Schweizer Experten gegen «humanitäre» Militärs: Lehren aus dem Kosovo

Bis hierher und nicht weiter! – so müsste das der WoZ zugespielte Dokument aus der Direktion für Entwicklung und Zusammenarbeit (Deza) heissen. Aber natürlich trägt es einen gehörigen Amtsstubentitel: «Verbesserung der internationalen zivil-militärischen Beziehungen und Kooperation in humanitären Notlagen»*. Dahinter verbirgt sich eine offene Kritik an der Militarisierung der humanitären Nothilfe. «Wenn Einheiten bewaffnet eingesetzt werden, können sie zivile Akteure nur beschränkt unterstützen», hält das Deza beispielsweise fest. Das ist Dynamit im Hinblick auf die Abstimmung vom 10. Juni über bewaffnete Auslandseinsätze.
Die Deza-ExpertInnen gehen von einer realistischen Analyse der geopolitischen Entwicklungen aus. «Kaum je haben Staaten militärische Kräfte in den Kampf geschickt, lediglich um das Leben ausländischer Zivilisten zu retten», stellen sie fest. Umgekehrt aber werde «die Verfolgung von Zivilbevölkerungen häufig zur moralischen Legitimation militärischer Interventionen herangezogen, die ein anderes militärisches oder politisches Ziel verfolgen». Ihr Fazit: «Die schweizerische Politik lehnt das Konzept der ‘humanitären Intervention’ ab.»
Bis hierher und nicht weiter: Das Deza akzeptiert, dass Armeen in humanitären Notsituationen eine Rolle spielen. Doch ebenso klar spricht es sich gegen die Unterstützung «humanitärer Militärinterventionen» aus. Militärische Krisenbewältigung, so der Tenor des zwanzigseitigen Papiers, dürfe nicht sorglos mit humanitärem Handeln vermischt werden. «Eine übermässige Abhängigkeit vom Militär oder dessen unvorsichtiger Einsatz werden das System der humanitären Hilfe ernsthaft schädigen und das humanitäre Personal beziehungsweise dessen Aktivitäten gefährden.» Die vorgeschlagenen Leitlinien zielen konsequenterweise darauf ab, die Armeen bei der internationalen humanitären Nothilfe «einzuschränken» oder sie wenigstens zu vermehrter Koordination zu bewegen, wenn ihre Präsenz vor Ort ein «fait accompli» ist.
Das «fait accompli» hat einen Namen und einen Ort: die Nato im ehemaligen Jugoslawien.
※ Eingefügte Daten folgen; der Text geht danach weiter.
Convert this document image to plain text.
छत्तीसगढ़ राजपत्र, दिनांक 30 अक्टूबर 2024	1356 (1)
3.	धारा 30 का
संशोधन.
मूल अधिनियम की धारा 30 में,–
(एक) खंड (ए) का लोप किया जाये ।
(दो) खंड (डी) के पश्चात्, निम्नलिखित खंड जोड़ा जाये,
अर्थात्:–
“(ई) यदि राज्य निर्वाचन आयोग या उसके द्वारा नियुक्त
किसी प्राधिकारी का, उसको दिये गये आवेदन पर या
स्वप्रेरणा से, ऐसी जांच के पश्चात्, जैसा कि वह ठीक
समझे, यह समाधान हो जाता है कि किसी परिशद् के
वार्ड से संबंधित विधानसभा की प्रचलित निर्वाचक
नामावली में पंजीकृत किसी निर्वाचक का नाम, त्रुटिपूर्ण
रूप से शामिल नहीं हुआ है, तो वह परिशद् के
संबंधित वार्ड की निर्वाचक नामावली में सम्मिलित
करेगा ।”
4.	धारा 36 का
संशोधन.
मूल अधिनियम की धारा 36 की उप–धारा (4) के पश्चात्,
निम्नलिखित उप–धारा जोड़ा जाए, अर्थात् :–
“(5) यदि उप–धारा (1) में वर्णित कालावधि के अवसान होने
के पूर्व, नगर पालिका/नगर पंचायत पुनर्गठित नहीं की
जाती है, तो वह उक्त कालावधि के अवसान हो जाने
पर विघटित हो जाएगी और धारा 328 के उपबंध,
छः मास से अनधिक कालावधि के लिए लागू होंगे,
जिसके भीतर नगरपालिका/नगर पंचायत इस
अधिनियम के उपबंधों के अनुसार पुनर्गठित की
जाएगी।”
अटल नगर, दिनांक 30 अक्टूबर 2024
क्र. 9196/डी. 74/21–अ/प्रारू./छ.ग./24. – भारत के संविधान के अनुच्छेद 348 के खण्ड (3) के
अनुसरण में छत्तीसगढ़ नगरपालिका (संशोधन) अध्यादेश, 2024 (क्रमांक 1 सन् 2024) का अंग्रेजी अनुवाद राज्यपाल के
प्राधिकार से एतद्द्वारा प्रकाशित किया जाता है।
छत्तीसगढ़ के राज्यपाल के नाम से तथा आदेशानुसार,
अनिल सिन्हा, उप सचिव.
Das Nato-Bombardement in Serbien und Kosovo im Frühling 1999 und die gleichzeitig von der Nato im benachbarten Albanien und Mazedonien organisierten «humanitären Aktionen» führten dietraditionelle Trennung zwischen Kriegspartei und unparteiischem humanitärem Akteur ad absurdum. Das Uno-Hochkommissariat für Flüchtlinge (UNHCR) verlor während des Krieges die politische Führung des humanitären Krisenmanagements. «Das militärisch-humanitäre Verhältnis wurde weitgehend von der Nato und ihren Mitgliedern oder Partnern definiert», konstatiert eine vom UNHCR letztes Jahr publizierte unabhängige Analyse. Die Uno-Unterorganisation droht gemäss dieser Studie ihre bisher unbestrittene Rolle als führende globale Flüchtlingsorganisation zu verlieren – vor allem bei Partnern, die weiterhin auf die «Normen der Neutralität und Unparteilichkeit» setzen.
Der fulminante Auftritt der Nato-Armeen auf dem Parkett der humanitären Nothilfe hat bei den zivilen Akteuren heftige Debatten ausgelöst. Die Entwicklungsfachleute aus dem Deza verteidigen dabei die klassische Position der humanitären Unparteilichkeit. Sie wollen ihr Papier als offizielle Schweizer Position in die internationale Diskussion einbringen. Dagegen wehrt sich das Verteidigungsministerium aus innenpolitischen Überlegungen. Denn, obwohl das nicht so gemeint war, ist das Dokument auch ein überzeugendes Dementi der humanitären VBS-Propaganda für die bewaffneten Auslandseinsätze.
Humanitär – besser ohne Militär! Im Interesse der Sache müsste Aussenminister Joseph Deiss diese Botschaft verkünden, wenn er diesen Freitag zusammen mit Verteidigungsminister Samuel Schmid die bundesrätliche Abstimmungskampagne für die Militärgesetzrevision eröffnet.

*«Improving International Civil-Military Relations and Cooperation in Humanitarian Emergencies. Draft Swiss Proposal.»